Ein plötzlicher Ruck liess ihn aufschrecken. Er schaute sich um. Nur noch vier Rettungsboote waren da. Er hatte sein Glück sicherlich noch einige Male versucht gehabt, erfolglos. Zu seinen Füssen sass ein kleines Mädchen auf dem hölzernen Deck, zusammengekauert und wimmernd. Von den Eltern verlassen? Er hob es hoch, spürte seine Wärme.
Das Deck unter ihm neigte sich gefährlich. Er hetzte weiter, zum nächsten Boot. Dort tauchte er in die wartende Menge ein, vereinte ein weiteres Mal seine gesamten Kräfte in den Versuch, sich bis zu ihm durchzukämpfen. Wie Ratten versuchte ein jeder ins kleine Boot zu klettern.
Jemand sprang über Bord, wahrscheinlich in der Hoffnung, sich unten ins Boot hieven zu können. Einige andere taten es ihm nach. Die erstickten Schreie der Gesprungenen gingen allerdings unter im weiten Ozean, der zusammengeflossen war aus dem Stöhnen des untergehenden Schiffes, dem hysterischen Gekreische der an Bord Gebliebenen und den Rufen der Geretteten.

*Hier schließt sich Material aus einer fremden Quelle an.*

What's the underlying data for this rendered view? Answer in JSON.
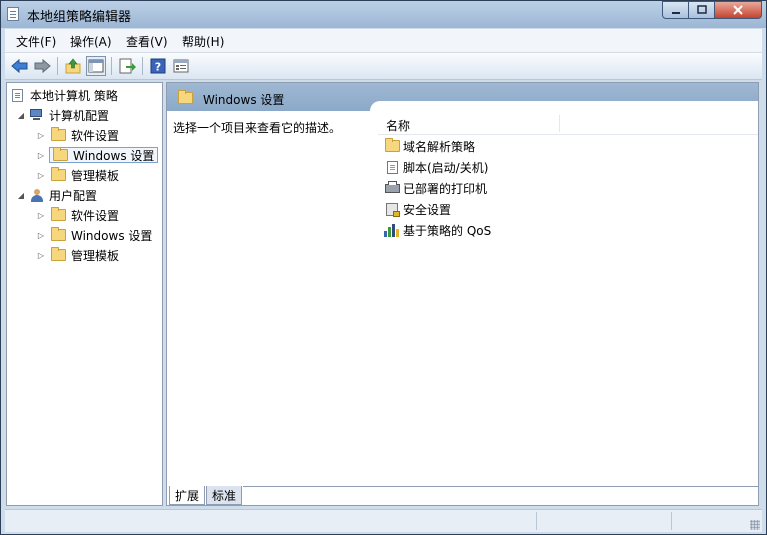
{
  "window": {
    "title": "本地组策略编辑器"
  },
  "menubar": {
    "items": [
      "文件(F)",
      "操作(A)",
      "查看(V)",
      "帮助(H)"
    ]
  },
  "toolbar": {
    "icons": [
      "back-arrow-icon",
      "forward-arrow-icon",
      "up-folder-icon",
      "show-hide-tree-icon",
      "export-list-icon",
      "help-icon",
      "properties-icon"
    ]
  },
  "tree": {
    "root": "本地计算机 策略",
    "computer_config": "计算机配置",
    "user_config": "用户配置",
    "computer_children": [
      "软件设置",
      "Windows 设置",
      "管理模板"
    ],
    "user_children": [
      "软件设置",
      "Windows 设置",
      "管理模板"
    ],
    "selected": "Windows 设置"
  },
  "details": {
    "header_title": "Windows 设置",
    "description": "选择一个项目来查看它的描述。",
    "column_name": "名称",
    "items": [
      "域名解析策略",
      "脚本(启动/关机)",
      "已部署的打印机",
      "安全设置",
      "基于策略的 QoS"
    ]
  },
  "tabs": {
    "extended": "扩展",
    "standard": "标准"
  },
  "colors": {
    "header_blue": "#9fb8d3",
    "folder_yellow": "#f7d77e",
    "close_red": "#c4432e"
  }
}
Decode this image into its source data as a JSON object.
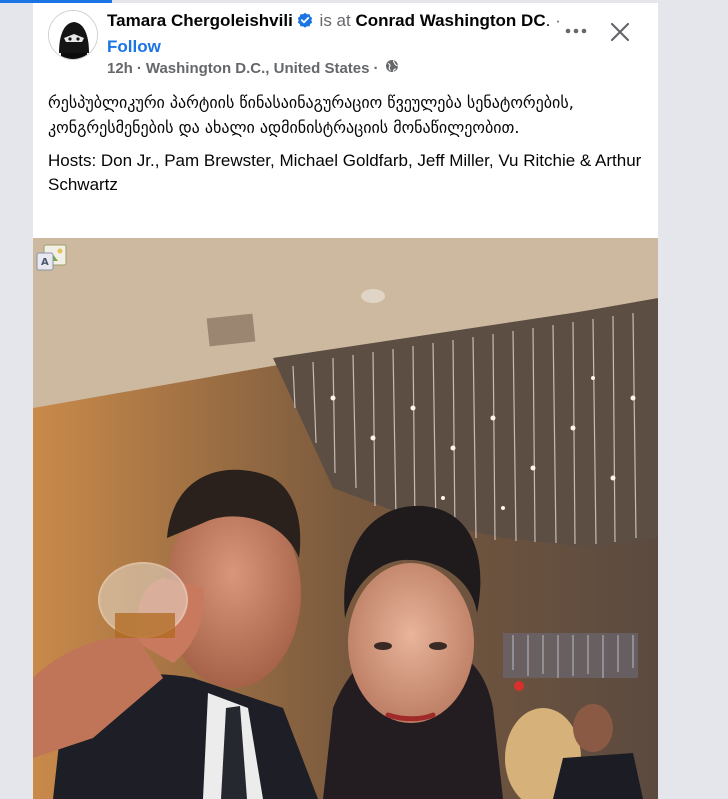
{
  "post": {
    "author": "Tamara Chergoleishvili",
    "is_at": "is at",
    "place": "Conrad Washington DC",
    "place_suffix": ".",
    "separator": "·",
    "follow_label": "Follow",
    "time": "12h",
    "location": "Washington D.C., United States",
    "audience_icon": "globe-icon",
    "verified_icon": "verified-badge-icon",
    "text_georgian": "რესპუბლიკური პარტიის წინასაინაგურაციო წვეულება სენატორების, კონგრესმენების და ახალი ადმინისტრაციის მონაწილეობით.",
    "text_hosts": "Hosts: Don Jr., Pam Brewster, Michael Goldfarb, Jeff Miller, Vu Ritchie & Arthur Schwartz"
  },
  "colors": {
    "accent": "#1b74e4",
    "text": "#050505",
    "secondary": "#65676b"
  }
}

Die Schreie des Mädchens in seinem Arm rissen ihn den Tiefen entgegen.
Da riss ihm jemand das Kind aus dem Arm. "Es ist sicher nicht Deins. Willst Dich nur aus dem Staub machen, hä?" - "Cheating to survive, forget it!" Auch das noch.
Zurückgestossen sah er sich einem Berserker gegenüber. "Verfluchter Engländer".

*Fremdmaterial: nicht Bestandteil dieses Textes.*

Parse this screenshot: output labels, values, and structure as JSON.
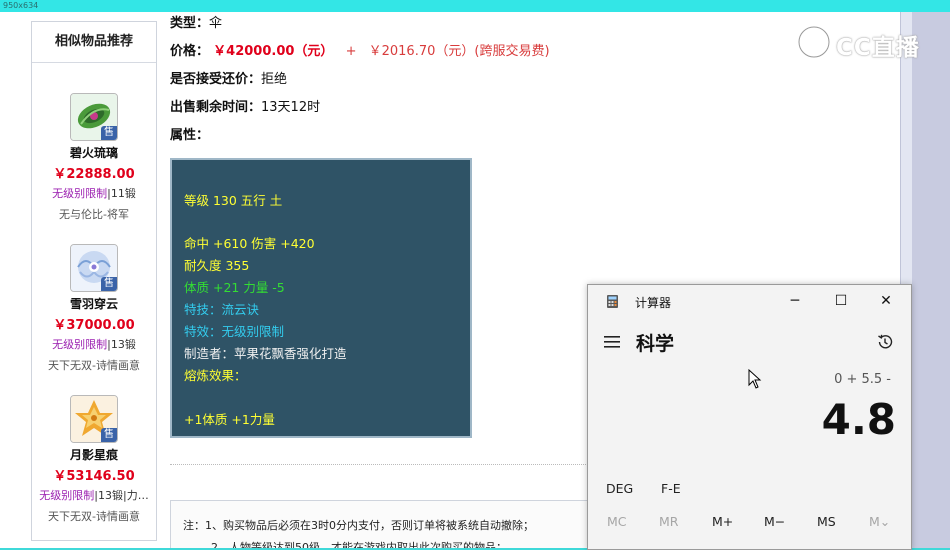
{
  "window_size_label": "950x634",
  "sidebar": {
    "title": "相似物品推荐",
    "items": [
      {
        "name": "碧火琉璃",
        "price": "￥22888.00",
        "tag": "无级别限制",
        "level": "11锻",
        "server": "无与伦比-将军",
        "badge": "售"
      },
      {
        "name": "雪羽穿云",
        "price": "￥37000.00",
        "tag": "无级别限制",
        "level": "13锻",
        "server": "天下无双-诗情画意",
        "badge": "售"
      },
      {
        "name": "月影星痕",
        "price": "￥53146.50",
        "tag": "无级别限制",
        "level": "13锻",
        "extra": "力…",
        "server": "天下无双-诗情画意",
        "badge": "售"
      }
    ]
  },
  "detail": {
    "type_label": "类型：",
    "type_value": "伞",
    "price_label": "价格：",
    "price_main": "￥42000.00（元）",
    "price_plus": "+",
    "price_fee": "￥2016.70（元）(跨服交易费)",
    "bargain_label": "是否接受还价：",
    "bargain_value": "拒绝",
    "time_label": "出售剩余时间：",
    "time_value": "13天12时",
    "attr_label": "属性："
  },
  "attributes": {
    "level_line": "等级 130 五行 土",
    "hit_line": "命中 +610 伤害 +420",
    "durability_line": "耐久度 355",
    "bonus_line": "体质 +21 力量 -5",
    "skill_line": "特技：流云诀",
    "effect_line": "特效：无级别限制",
    "maker_line": "制造者：苹果花飘香强化打造",
    "refine_label": "熔炼效果：",
    "refine_value": "+1体质 +1力量"
  },
  "notes": {
    "line1": "注：1、购买物品后必须在3时0分内支付，否则订单将被系统自动撤除；",
    "line2": "2、人物等级达到50级，才能在游戏内取出此次购买的物品；"
  },
  "watermark": {
    "text": "CC直播"
  },
  "calculator": {
    "app_title": "计算器",
    "mode": "科学",
    "expression": "0 + 5.5 -",
    "display": "4.8",
    "angle_mode": "DEG",
    "fe_label": "F-E",
    "memory": [
      "MC",
      "MR",
      "M+",
      "M−",
      "MS",
      "M⌄"
    ],
    "controls": {
      "minimize": "─",
      "maximize": "☐",
      "close": "✕"
    }
  },
  "colors": {
    "price_red": "#e0001b",
    "attr_bg": "#2f5366",
    "attr_yellow": "#ffff33",
    "attr_green": "#33dd33",
    "attr_cyan": "#33ccee",
    "limit_purple": "#9b1fb0"
  }
}
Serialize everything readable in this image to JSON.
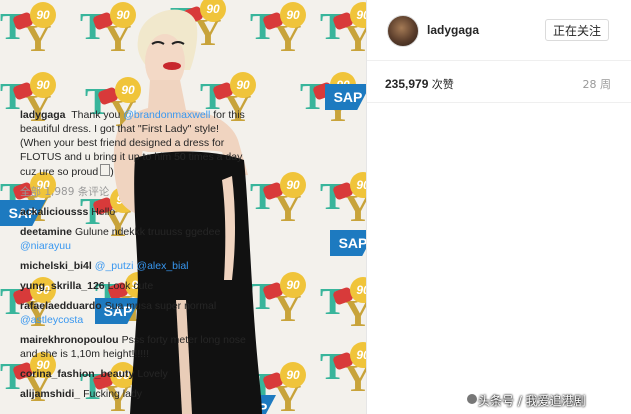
{
  "watermark": "头条号 / 我爱追港剧",
  "post": {
    "username": "ladygaga",
    "follow_label": "正在关注",
    "likes_count": "235,979",
    "likes_unit": "次赞",
    "age": "28 周",
    "photo": {
      "tile_letters_t": "T",
      "tile_letters_y": "Y",
      "tile_ninety": "90",
      "sap_logo": "SAP"
    }
  },
  "caption": {
    "username": "ladygaga",
    "text_1": "Thank you",
    "mention": "@brandonmaxwell",
    "text_2": "for this beautiful dress. I got that \"First Lady\" style! (When your best friend designed a dress for FLOTUS and u bring it up to him 50 times a day cuz ure so proud"
  },
  "view_all_comments": "全部 1,989 条评论",
  "comments": [
    {
      "user": "ackaliciousss",
      "text": "Hello",
      "mentions": []
    },
    {
      "user": "deetamine",
      "text": "Gulune ndekkk truuuss ggedee",
      "mentions": [
        "@niarayuu"
      ]
    },
    {
      "user": "michelski_bi4l",
      "text": "",
      "mentions": [
        "@_putzi",
        "@alex_bial"
      ]
    },
    {
      "user": "yung_skrilla_126",
      "text": "Look cute",
      "mentions": []
    },
    {
      "user": "rafaelaedduardo",
      "text": "Sua musa super normal",
      "mentions": [
        "@astleycosta"
      ]
    },
    {
      "user": "mairekhronopoulou",
      "text": "Psss forty meter long nose and she is 1,10m height!!!!!!",
      "mentions": []
    },
    {
      "user": "corina_fashion_beauty",
      "text": "Lovely",
      "mentions": []
    },
    {
      "user": "alijamshidi_",
      "text": "Fucking lady",
      "mentions": []
    }
  ]
}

Das Deck neigte sich unerwartet und schleuderte beide sich entgegen. Gemeinsam rollten sie übers Deck. Der Engländer schlug auf ihn ein, er hieb zurück. Der blinde Kampf war allerdings nur von kurzer Dauer. Ein Ruck fuhr durch das ganze Schiff. Blutverschmiert rappelte er sich wieder auf, von seinem Gegner fehlte jede Spur. Er lag auf dem Deck, das sich bereits wieder zu neigen begann. Dieses Mal sollte es nicht zurücksinken.

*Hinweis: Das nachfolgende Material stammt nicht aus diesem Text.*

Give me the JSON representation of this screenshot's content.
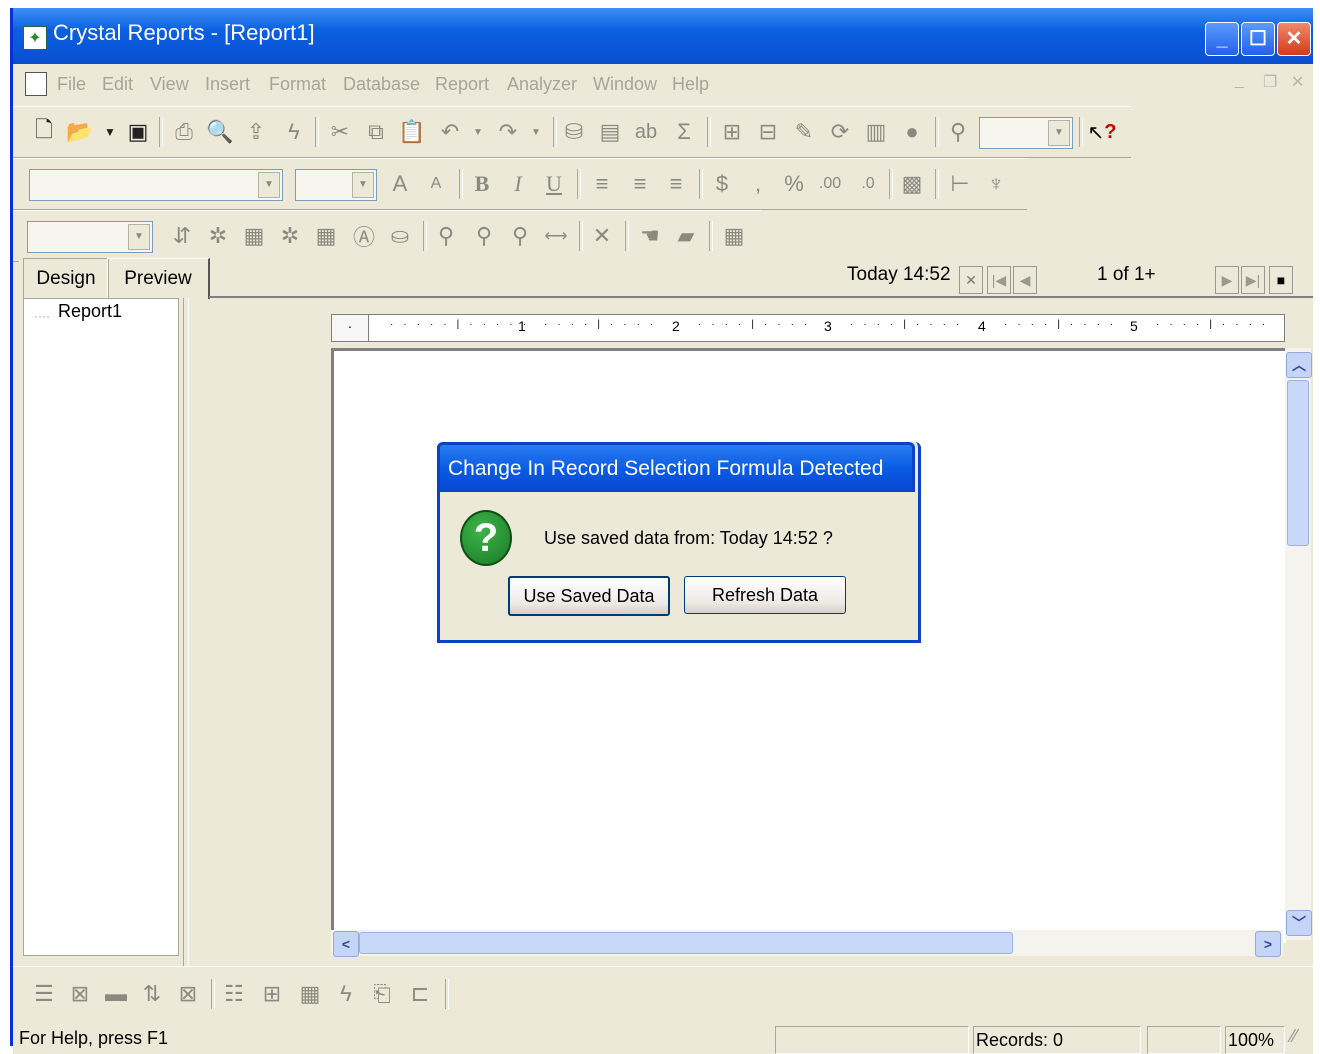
{
  "window": {
    "title": "Crystal Reports - [Report1]"
  },
  "menu": [
    "File",
    "Edit",
    "View",
    "Insert",
    "Format",
    "Database",
    "Report",
    "Analyzer",
    "Window",
    "Help"
  ],
  "tabs": {
    "design": "Design",
    "preview": "Preview"
  },
  "preview_nav": {
    "data_date": "Today  14:52",
    "page_indicator": "1 of 1+"
  },
  "tree": {
    "root": "Report1"
  },
  "ruler": {
    "marks": [
      "1",
      "2",
      "3",
      "4",
      "5"
    ]
  },
  "dialog": {
    "title": "Change In Record Selection Formula Detected",
    "message": "Use saved data from: Today  14:52 ?",
    "use_saved_label": "Use Saved Data",
    "refresh_label": "Refresh Data"
  },
  "statusbar": {
    "help": "For Help, press F1",
    "records": "Records:  0",
    "zoom": "100%"
  },
  "colors": {
    "titlebar": "#0a5fe0",
    "chrome": "#ece9d8",
    "dialog_border": "#0843c8"
  }
}
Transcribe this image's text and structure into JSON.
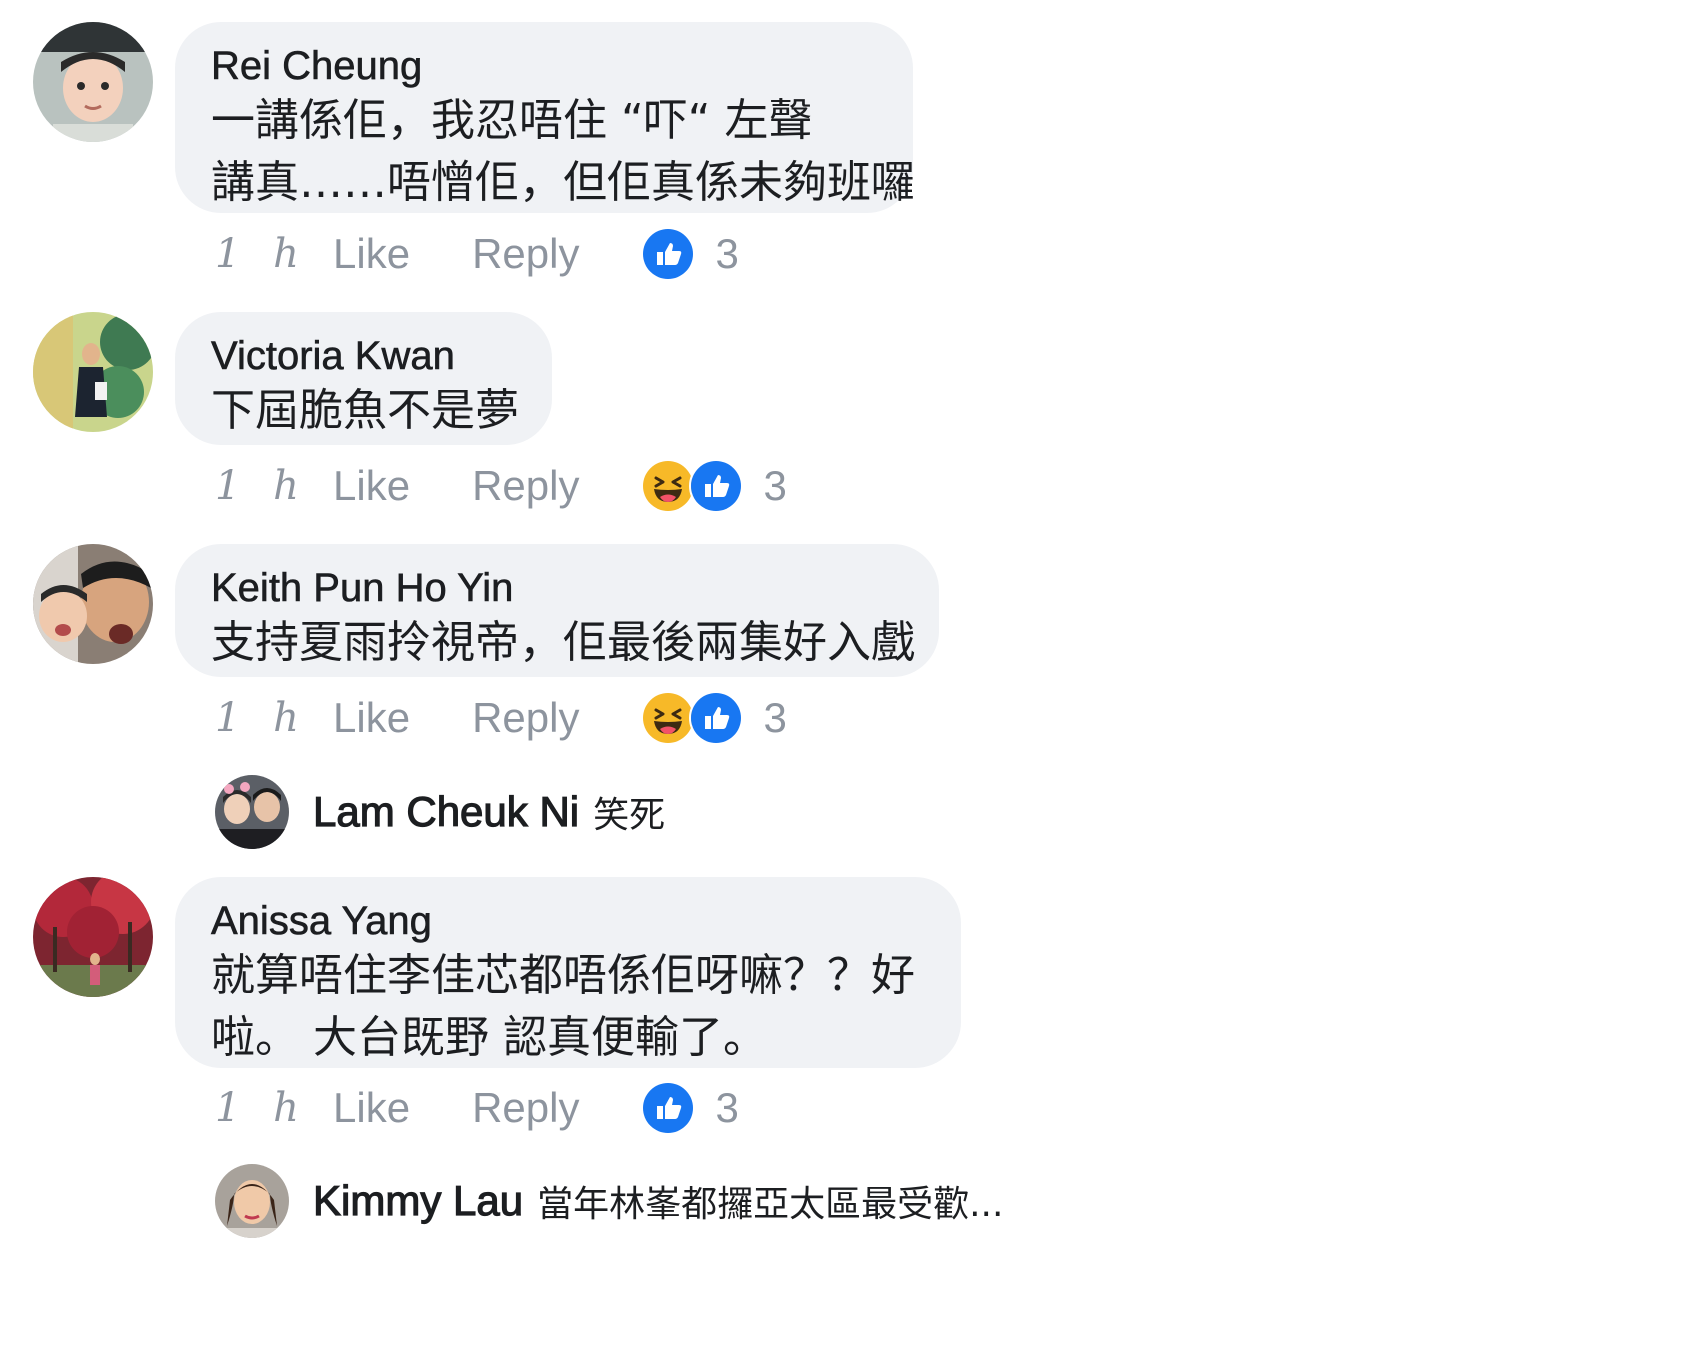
{
  "comments": [
    {
      "author": "Rei Cheung",
      "lines": [
        "一講係佢，我忍唔住 “吓“ 左聲",
        "講真……唔憎佢，但佢真係未夠班囉"
      ],
      "time": "1 h",
      "like": "Like",
      "reply": "Reply",
      "reactions": [
        "like-icon"
      ],
      "reaction_count": "3"
    },
    {
      "author": "Victoria Kwan",
      "lines": [
        "下屆脆魚不是夢"
      ],
      "time": "1 h",
      "like": "Like",
      "reply": "Reply",
      "reactions": [
        "haha-icon",
        "like-icon"
      ],
      "reaction_count": "3"
    },
    {
      "author": "Keith Pun Ho Yin",
      "lines": [
        "支持夏雨拎視帝，佢最後兩集好入戲"
      ],
      "time": "1 h",
      "like": "Like",
      "reply": "Reply",
      "reactions": [
        "haha-icon",
        "like-icon"
      ],
      "reaction_count": "3",
      "reply_preview": {
        "author": "Lam Cheuk Ni",
        "text": "笑死"
      }
    },
    {
      "author": "Anissa Yang",
      "lines": [
        "就算唔住李佳芯都唔係佢呀嘛？？好",
        "啦。 大台既野 認真便輸了。"
      ],
      "time": "1 h",
      "like": "Like",
      "reply": "Reply",
      "reactions": [
        "like-icon"
      ],
      "reaction_count": "3",
      "reply_preview": {
        "author": "Kimmy Lau",
        "text": "當年林峯都攞亞太區最受歡..."
      }
    }
  ],
  "colors": {
    "bubble": "#f0f2f5",
    "meta_text": "#8d949e",
    "like_blue": "#1877f2",
    "haha_yellow": "#f7b928"
  }
}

In aller Ruhe spazierten Männer im Smoking über das Deck, nippten an ihrem Whisky und sprachen über Aktiengeschäfte und Kapitalinvestitionen. Sie blickten zum Himmel hoch und wunderten sich, was es dort wohl noch zu sehen gäbe. Hände zeigten gen Himmel. Bei einem Gebet versammelten sich Gläubiger auf dem hinteren Deck. Unter ihm tauchte soeben ein Cello wie ein Pinguin ins Wasser ein. Schwärze wogte wieder heran, frass sich Latte für Latte das Deck hoch. Kälte und Schwerkraft zerrten ihn hinunter.
Er versuchte sich festzuhalten. Er fiel.
Der Aufprall schmerzte nicht. Sanft glitt er über die Wasseroberfläche, eine schiefe Ebene hinunter. Und während die Lichter der Titanic langsam verloschen, sah er weit unter sich ein sanftes Schimmern.